Here, the claim language require a particular impurity level but the court found that they could not simply apply to individual-batches since that is already taught by the prior art. “Such a construction would render the claims of the ’727 patent invalid in light of Medicines’ numerous pre-critical-date sales of ANGIOMAX® batches having Asp9 levels below 0.6 percent.” Rather, the requirement that “the batches have a maximum impurity level” limitation must be construed to require cross-batch consistency — which requires that all of the batches be produced with the “same compounding process.”

Looking to the specification, the court found that the patentee had stated its “development of a compounding process for formulating bivalirudin that consistently generates formulations having low levels of impurities is desirable” and later discussed “the compounding process . . . of the invention” . . . “and as prepared by the new process of the present invention.” When then further delving into the specification, it became clear that the compounding process discussed is the efficient mixing process.

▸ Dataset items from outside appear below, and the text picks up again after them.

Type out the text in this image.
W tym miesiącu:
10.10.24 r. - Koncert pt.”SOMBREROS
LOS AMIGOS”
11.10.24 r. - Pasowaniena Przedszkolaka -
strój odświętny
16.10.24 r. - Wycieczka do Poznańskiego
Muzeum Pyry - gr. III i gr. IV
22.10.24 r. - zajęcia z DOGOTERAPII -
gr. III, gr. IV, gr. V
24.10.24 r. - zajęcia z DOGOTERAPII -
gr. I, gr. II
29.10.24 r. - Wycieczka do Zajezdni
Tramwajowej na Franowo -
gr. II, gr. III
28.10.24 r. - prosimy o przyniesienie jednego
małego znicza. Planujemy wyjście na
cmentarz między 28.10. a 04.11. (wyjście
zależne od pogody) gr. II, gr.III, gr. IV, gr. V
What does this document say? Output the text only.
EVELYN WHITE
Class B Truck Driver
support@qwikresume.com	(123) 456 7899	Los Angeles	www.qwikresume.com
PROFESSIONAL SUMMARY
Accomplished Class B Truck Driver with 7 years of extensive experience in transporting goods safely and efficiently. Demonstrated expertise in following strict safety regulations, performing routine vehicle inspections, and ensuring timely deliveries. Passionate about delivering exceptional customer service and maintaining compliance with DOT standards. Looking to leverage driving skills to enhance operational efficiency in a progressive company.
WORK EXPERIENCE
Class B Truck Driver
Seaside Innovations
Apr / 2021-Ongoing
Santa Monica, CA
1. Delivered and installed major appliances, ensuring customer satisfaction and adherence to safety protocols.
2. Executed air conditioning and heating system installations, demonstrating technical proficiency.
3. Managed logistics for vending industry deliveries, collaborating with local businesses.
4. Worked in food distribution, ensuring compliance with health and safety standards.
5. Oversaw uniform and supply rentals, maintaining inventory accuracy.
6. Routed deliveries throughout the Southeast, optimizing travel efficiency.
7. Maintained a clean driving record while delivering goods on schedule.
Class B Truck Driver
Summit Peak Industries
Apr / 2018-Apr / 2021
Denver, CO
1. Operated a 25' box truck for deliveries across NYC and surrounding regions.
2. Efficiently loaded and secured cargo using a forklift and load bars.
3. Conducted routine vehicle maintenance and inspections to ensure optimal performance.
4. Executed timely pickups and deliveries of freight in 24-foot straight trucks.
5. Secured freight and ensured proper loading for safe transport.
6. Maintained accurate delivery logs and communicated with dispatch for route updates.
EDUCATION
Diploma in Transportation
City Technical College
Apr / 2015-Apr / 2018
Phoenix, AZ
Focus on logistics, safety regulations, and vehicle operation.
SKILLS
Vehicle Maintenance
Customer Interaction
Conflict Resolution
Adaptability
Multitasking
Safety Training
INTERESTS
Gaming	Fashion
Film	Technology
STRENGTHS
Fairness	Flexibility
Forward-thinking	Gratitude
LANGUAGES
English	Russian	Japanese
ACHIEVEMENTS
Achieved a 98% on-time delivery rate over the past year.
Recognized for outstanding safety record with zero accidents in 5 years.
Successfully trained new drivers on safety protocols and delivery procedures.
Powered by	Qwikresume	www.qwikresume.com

The appellate court reversed the district court’s decision based upon its revised claim construction. The claims require “batches” of the active ingredient that “have a maximum impurity level.” The court construed that term to require a consistent process for making all the batches, and then looked to the specification to note that the patentee intended to use an “efficient mixing” process as that consistent process since that was the type of process described in the specification; And then finally zeroed-in on the “efficient mixing” process and required that it follow the particulars of “example 5” of the patent since that was the only detailed example given of efficient mixing. With that narrowed claim construction, non infringement was easy.